SB 276 extends the reach of the Pre-K pilot program currently offered in Indiana. After passing out of the Education Committee last week, the proposal was reassigned to the Appropriations Committee where an amendment to add an e-learning component to the bill passed 12-1. The in-home based online program would cost the state almost one sixth of the price of traditional early education programs and would be available to all 92 counties, rather than a select few. SB 276 now heads to the Senate floor.
Traffic obstruction by protestors
After dozens showed up to the statehouse prepared to testify against SB 285 a few weeks ago, the bill was held by the committee chair. SB 285 would have required a public official to dispatch all available law enforcement personnel within 15 minutes of learning of a traffic obstruction to clear the roads of all people obstructing traffic. On Wednesday, the bill was back on the Local Government Committee calendar where the committee voted 5-1 to strip all language from the bill and insert language to send the bill to a summer study committee.
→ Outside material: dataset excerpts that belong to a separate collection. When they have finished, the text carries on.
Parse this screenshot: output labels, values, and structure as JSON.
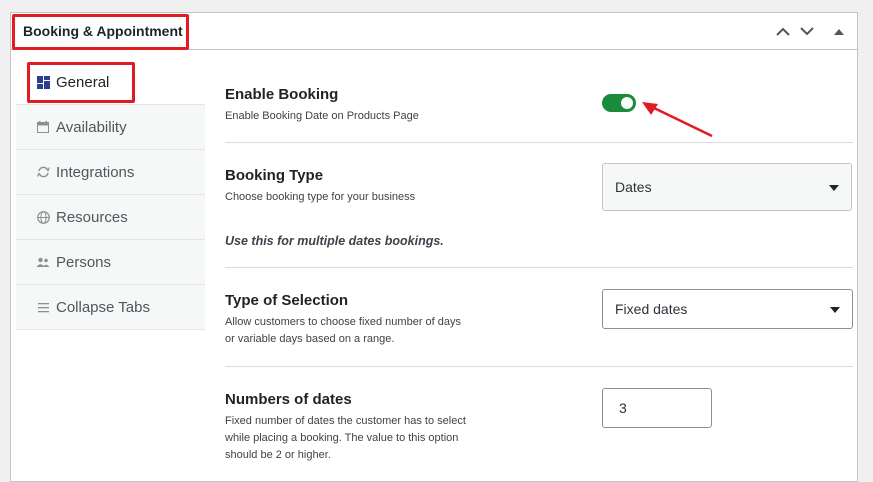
{
  "header": {
    "title": "Booking & Appointment"
  },
  "tabs": [
    {
      "label": "General",
      "icon": "dashboard-grid-icon"
    },
    {
      "label": "Availability",
      "icon": "calendar-icon"
    },
    {
      "label": "Integrations",
      "icon": "sync-icon"
    },
    {
      "label": "Resources",
      "icon": "globe-icon"
    },
    {
      "label": "Persons",
      "icon": "persons-icon"
    },
    {
      "label": "Collapse Tabs",
      "icon": "menu-lines-icon"
    }
  ],
  "fields": {
    "enable_booking": {
      "title": "Enable Booking",
      "desc": "Enable Booking Date on Products Page",
      "enabled": true
    },
    "booking_type": {
      "title": "Booking Type",
      "desc": "Choose booking type for your business",
      "value": "Dates",
      "note": "Use this for multiple dates bookings."
    },
    "type_of_selection": {
      "title": "Type of Selection",
      "desc": "Allow customers to choose fixed number of days or variable days based on a range.",
      "value": "Fixed dates"
    },
    "numbers_of_dates": {
      "title": "Numbers of dates",
      "desc": "Fixed number of dates the customer has to select while placing a booking. The value to this option should be 2 or higher.",
      "value": "3"
    }
  },
  "colors": {
    "accent_green": "#1a8b3a",
    "highlight_red": "#e01b24"
  }
}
Abortion, child abuse and sexual trafficking
Despite ardent opposition from Senate Democrats and numerous testifiers, SB 404 passed the Judiciary Committee 6-4 on Wednesday. SB 404 would require that an unemancipated pregnant minor receive consent from a parent or legal guardian in order to receive an abortion. SB 404 would also prohibit a person from aiding or assisting a young woman in obtaining an abortion without the consent of a parent or legal guardian, allowing civil damages to be claimed as retribution. As pointed out by legislators and testifiers alike, the proposal had several shortcomings that would endanger the safety and rights of the pregnant teenager. SB 404 moves to second reading where the Senate may vote on additional amendments.
Enforcement of federal immigration laws
Legislation that would prohibit state-supported universities from enacting sanctuary policies awaits final action by the Senate. SB 423 would expand current state law to include state-supported universities for purposes of enforcing federal immigration laws. The committee amended the bill to exempt students with Deferred Action for Childhood Arrivals (DACA) status. There are seven state educational institutions in Indiana covering 30 primary campus locations. As of this writing, no state universities have declared themselves “sanctuary campuses.” The committee only heard testimony in opposition to the proposal, but still advanced the amended bill 6-2. Senate Bill 423 now moves to the Senate Floor for further consideration.
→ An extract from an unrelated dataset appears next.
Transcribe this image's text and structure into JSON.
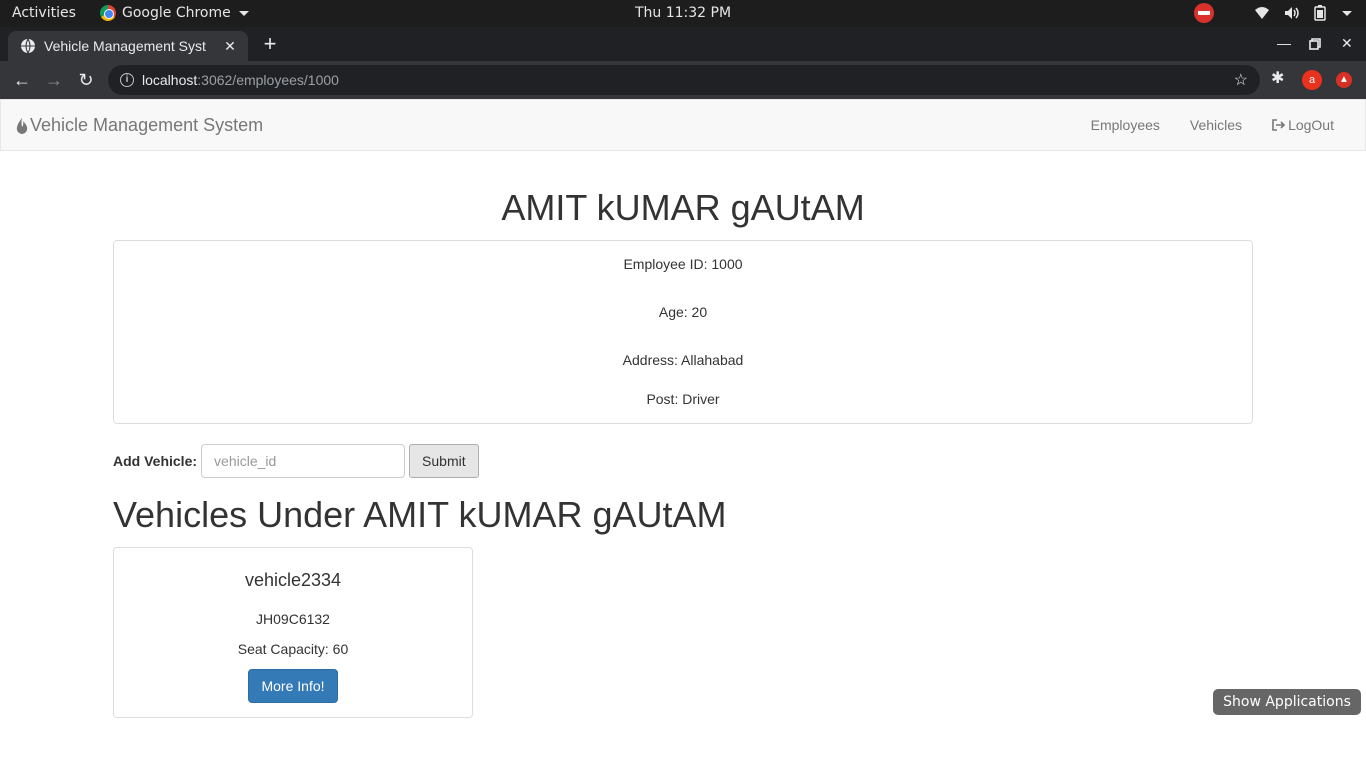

Veteran’s programs and scratch off game
SB 454, authored by Senator Mrvan and co-authored by Senators Niezgodski and Melton, was originally assigned to the Senate Committee on Veteran’s Affairs and the Military before being reassigned to the Tax and Fiscal Policy Committee. SB 454, which would require the state lottery commission to establish a scratch-off game whose revenue would benefit Indiana veterans, was not heard in committee Tuesday. The Chair held the bill
where it has essentially died but will seek to add the language of the bill into SB 517 which passed unanimously out of the Tax and Fiscal Policy Committee on Tuesday.
Urging the Department of Education to support teachers who teach a diverse curriculum
Senate Resolution 17 would urge the Department of Education to avoid legal conflicts, intimidation, and dismissal of teachers who speak freely on subject matters in their classrooms. After hearing testimony in the Senate Education and Career Development Committee Wednesday, Senate Democrats expressed concerns that the resolution would provide protection for teachers who expose their personal religious beliefs in a public school classroom. The bill passed out of committee 7-3 and now moves to the Senate floor.